Paul Rolly’s recent column about a teacher who was placed on administrative leave for openly questioning standardized testing points to an authoritarian administrative approach that has no place in public education.
Ann Florence, an honors English teacher, was placed on administrative leave after vocally criticizing the Granite School District’s computer-adapted standardized tests, calling them a waste of time and irrelevant to what students are learning.
Florence, who received a letter last Thursday from Assistant Superintendent Mike Fraser–the letter was delivered to her home by the school district’s police–refused to grade her students’ performance on the Acuity test, an act administrators deemed insubordinate.
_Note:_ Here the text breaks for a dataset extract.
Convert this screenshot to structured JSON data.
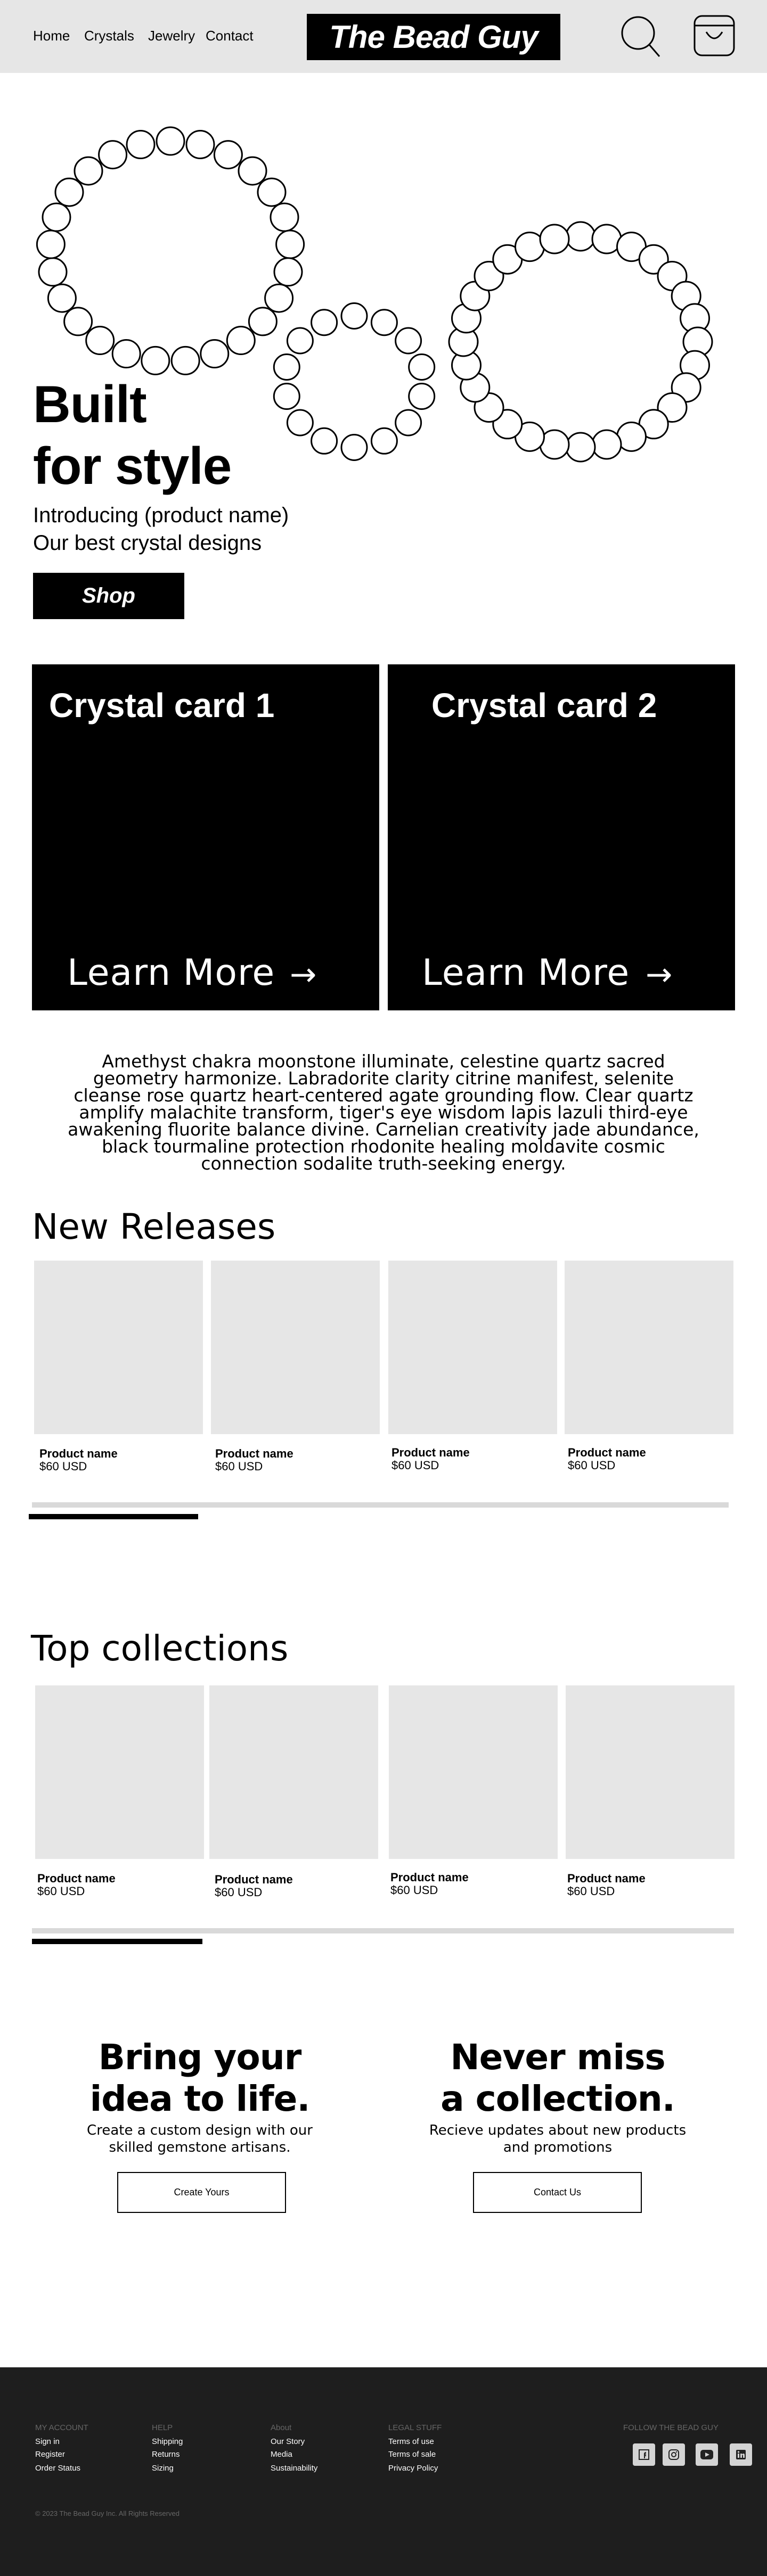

Several dozen teachers have begun an email campaign in support of Florence and in opposition to the Acuity test. The emails assert the test is worthless to student development. The emails also indicate that teachers have been told by administrators to remain quiet about their concerns. English teachers at Evergreen Junior High were told at a faculty meeting to stay out of the debate.
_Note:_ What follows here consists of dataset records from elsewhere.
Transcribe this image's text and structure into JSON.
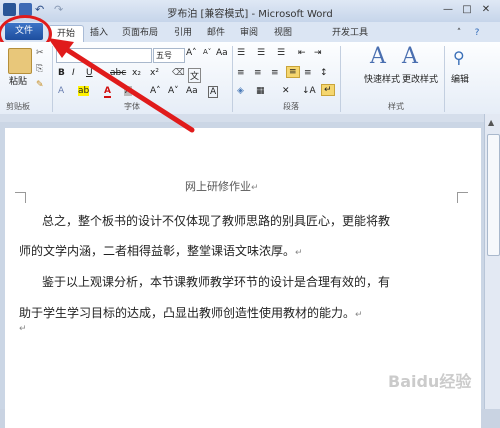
{
  "window": {
    "title": "罗布泊 [兼容模式] - Microsoft Word",
    "qa_icons": [
      "word-icon",
      "save-icon",
      "undo-icon",
      "redo-icon"
    ],
    "controls": [
      "—",
      "□",
      "✕"
    ]
  },
  "tabs": {
    "file": "文件",
    "items": [
      "开始",
      "插入",
      "页面布局",
      "引用",
      "邮件",
      "审阅",
      "视图",
      "开发工具"
    ],
    "active": "开始"
  },
  "ribbon": {
    "clipboard": {
      "paste": "粘贴",
      "group": "剪贴板"
    },
    "font": {
      "name": "",
      "size": "五号",
      "grow": "A˄",
      "shrink": "A˅",
      "aa": "Aa",
      "group": "字体",
      "bold": "B",
      "italic": "I",
      "underline": "U",
      "strike": "abc",
      "sub": "x₂",
      "sup": "x²",
      "color_a": "A",
      "wen": "文"
    },
    "paragraph": {
      "group": "段落"
    },
    "styles": {
      "quick": "快速样式",
      "change": "更改样式",
      "group": "样式"
    },
    "editing": {
      "label": "编辑"
    }
  },
  "document": {
    "header": "网上研修作业",
    "lines": [
      "总之，整个板书的设计不仅体现了教师思路的别具匠心，更能将教",
      "师的文学内涵，二者相得益彰，整堂课语文味浓厚。",
      "鉴于以上观课分析，本节课教师教学环节的设计是合理有效的，有",
      "助于学生学习目标的达成，凸显出教师创造性使用教材的能力。"
    ],
    "para_mark": "↵"
  },
  "watermark": "Baidu经验",
  "colors": {
    "accent": "#1e4e9e",
    "annotation": "#e01b1b"
  }
}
District spokesman Ben Horsley has said that the few dozen teachers who have complained about the Acuity test only constitute about one percent of the district’s teachers, so it’s not fair to conclude there is significant opposition to the standardized testing. But, I see a number of important issues here that are being ignored.
First, it is no wonder that very few teachers have openly criticized the Acuity test outside of a brave few teachers since the risk of open criticism apparently includes losing your job. However, administrators are instead suggesting this silence is an indication of overall teacher support.
Second, it appears administrators have created a hostile work environment when they asked teachers to keep their mouths shut with a threat of termination looming overhead. There is no other way to judge this situation than as a clear act of administrative bullying and perhaps a disregard for national civil rights laws.
This latest move by administrators is part of a larger movement in public education that is trending toward policy gimmicks and more and more administrative control.
What politicians and administrators fail to realize is that children are not inanimate objects on an assembly line–widgets that begin at point A and come out as a finished product at point C. A good educational experience requires personal interactions; it requires good teachers guiding and inspiring students.
If we are truly going to make an impact on education, we need to start by funding it like any other competitive field and attract our best and brightest individuals into teaching. Teachers should then be allowed to meet the needs of their individual students through classroom innovation.